Black History Month is known as the month of celebration for all black people and those who have paved the ways for future black generations. Black History Month typically celebrates important black figures in history, such as Harriet Tubman, Rosa Parks, Frederick Douglass, and of course Martin Luther King Jr. It is often celebrated during the month of February in America and Canada but in October in countries like Ireland, the Netherlands, and the UK.
This year for Black History Month, Boston 25 WFXT had decided to spotlight NASA Astronaut Dr. Jeanette Epps. In fact, sophomore Lynn-Sarah Georges, junior Fabrice Brudent, and senior Valery Delva were three Malden High students that got the opportunity to interview Epps, virtually, at the station.
Georges stated that interviewing the astronaut was “very amusing and educational.” She further said that “it was like getting the inside view from a successful black woman. And that’s important because we don’t have enough people to set that example for us.”
News Reporter, Crystal Haynes, was the one that created the Black History Month segment for Boston 25 because the station, WFXT, had not done anything extensive for Black History Month. Haynes decided to change that three years ago using the “three fundamental truths of journalism,” one of them being: representation matters.

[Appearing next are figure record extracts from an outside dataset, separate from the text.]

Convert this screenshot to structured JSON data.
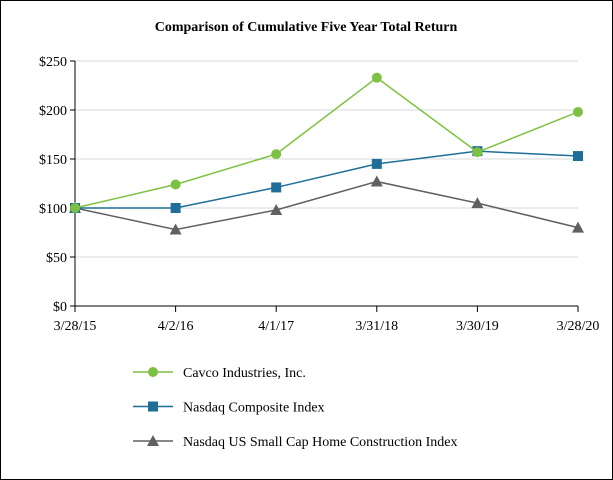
{
  "chart_data": {
    "type": "line",
    "title": "Comparison of Cumulative Five Year Total Return",
    "xlabel": "",
    "ylabel": "",
    "categories": [
      "3/28/15",
      "4/2/16",
      "4/1/17",
      "3/31/18",
      "3/30/19",
      "3/28/20"
    ],
    "ylim": [
      0,
      250
    ],
    "yticks": [
      0,
      50,
      100,
      150,
      200,
      250
    ],
    "ytick_labels": [
      "$0",
      "$50",
      "$100",
      "$150",
      "$200",
      "$250"
    ],
    "grid": "horizontal",
    "legend_position": "bottom",
    "series": [
      {
        "name": "Cavco Industries, Inc.",
        "color": "#7dc142",
        "marker": "circle",
        "values": [
          100,
          124,
          155,
          233,
          157,
          198
        ]
      },
      {
        "name": "Nasdaq Composite Index",
        "color": "#1f6e97",
        "marker": "square",
        "values": [
          100,
          100,
          121,
          145,
          158,
          153
        ]
      },
      {
        "name": "Nasdaq US Small Cap Home Construction Index",
        "color": "#606060",
        "marker": "triangle",
        "values": [
          100,
          78,
          98,
          127,
          105,
          80
        ]
      }
    ]
  }
}
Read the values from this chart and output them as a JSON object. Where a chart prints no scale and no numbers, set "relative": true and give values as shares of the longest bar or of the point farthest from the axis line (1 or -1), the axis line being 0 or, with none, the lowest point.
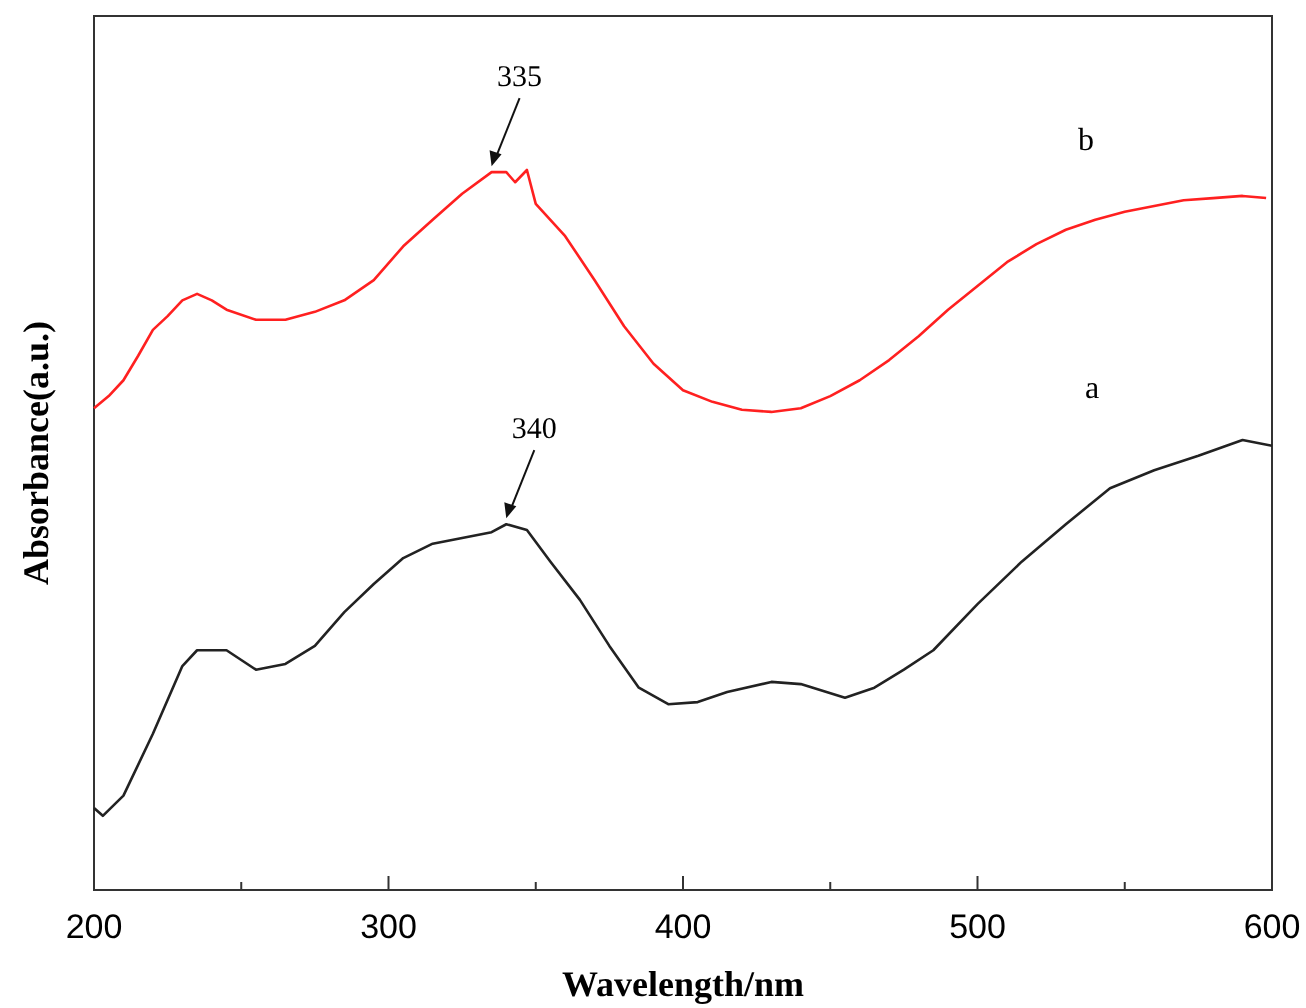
{
  "chart_data": {
    "type": "line",
    "relative": true,
    "xlabel": "Wavelength/nm",
    "ylabel": "Absorbance(a.u.)",
    "xlim": [
      200,
      600
    ],
    "xticks": [
      200,
      {
        "value": 250,
        "label": null
      },
      300,
      {
        "value": 350,
        "label": null
      },
      400,
      {
        "value": 450,
        "label": null
      },
      500,
      {
        "value": 550,
        "label": null
      },
      600
    ],
    "grid": false,
    "legend": false,
    "marker": "none",
    "line_style": "solid",
    "annotations": [
      {
        "text": "335",
        "x": 335,
        "y": 0.997
      },
      {
        "text": "340",
        "x": 340,
        "y": 0.508
      }
    ],
    "series": [
      {
        "name": "b",
        "color": "#ff2020",
        "x": [
          200,
          205,
          210,
          215,
          220,
          225,
          230,
          235,
          240,
          245,
          255,
          265,
          275,
          285,
          295,
          305,
          315,
          325,
          335,
          340,
          343,
          347,
          350,
          360,
          370,
          380,
          390,
          400,
          410,
          420,
          430,
          440,
          450,
          460,
          470,
          480,
          490,
          500,
          510,
          520,
          530,
          540,
          550,
          560,
          570,
          580,
          590,
          598
        ],
        "values": [
          0.669,
          0.686,
          0.708,
          0.742,
          0.778,
          0.797,
          0.819,
          0.828,
          0.819,
          0.806,
          0.792,
          0.792,
          0.803,
          0.819,
          0.847,
          0.894,
          0.931,
          0.967,
          0.997,
          0.997,
          0.983,
          1.0,
          0.953,
          0.908,
          0.847,
          0.783,
          0.731,
          0.694,
          0.678,
          0.667,
          0.664,
          0.669,
          0.686,
          0.708,
          0.736,
          0.769,
          0.806,
          0.839,
          0.872,
          0.897,
          0.917,
          0.931,
          0.942,
          0.95,
          0.958,
          0.961,
          0.964,
          0.961
        ]
      },
      {
        "name": "a",
        "color": "#222222",
        "x": [
          200,
          203,
          210,
          220,
          230,
          235,
          245,
          255,
          265,
          275,
          285,
          295,
          305,
          315,
          325,
          335,
          340,
          347,
          355,
          365,
          375,
          385,
          395,
          405,
          415,
          430,
          440,
          455,
          465,
          475,
          485,
          500,
          515,
          530,
          545,
          560,
          575,
          590,
          600
        ],
        "values": [
          0.114,
          0.103,
          0.131,
          0.217,
          0.311,
          0.333,
          0.333,
          0.306,
          0.314,
          0.339,
          0.386,
          0.425,
          0.461,
          0.481,
          0.489,
          0.497,
          0.508,
          0.5,
          0.456,
          0.403,
          0.339,
          0.281,
          0.258,
          0.261,
          0.275,
          0.289,
          0.286,
          0.267,
          0.281,
          0.306,
          0.333,
          0.397,
          0.456,
          0.508,
          0.558,
          0.583,
          0.603,
          0.625,
          0.617
        ]
      }
    ]
  }
}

Haynes chose to get students from MHS because “Malden is the most diverse school in the state,” and she wanted to “embrace that as a resource.” The students were selected by the principal, Chris Mastrangelo.
The students interviewed the astronaut because she was “scheduled to go to the moon soon and accomplished great things,” and wanted to get the “inside scoop on what it is like to be a successful woman of color” as Georges mentioned.
The interview consisted of questions like what life is like for Epps and what the struggles she had faced on a day to day basis as a woman of color.
Georges learned that “in life, you have to pursue your own goals and not to rely on anyone else to get you there,” and that you “have to take initiative at a very young age in order to achieve things later in life.”
Georges found out she was chosen for this opportunity when she was in math class. She noted that she felt like it was “just the stepping stones to a bright future.”
Georges also added that she was grateful that “at Malden High [they] have teachers and faculty that look out for their students beyond class time,” just like Mastrangelo did. “Without him [she] would not have gotten this opportunity.”
The segment was aired on Friday, February 28th and can be found here on the Boston 25 website to be used as an educational tool in the classroom.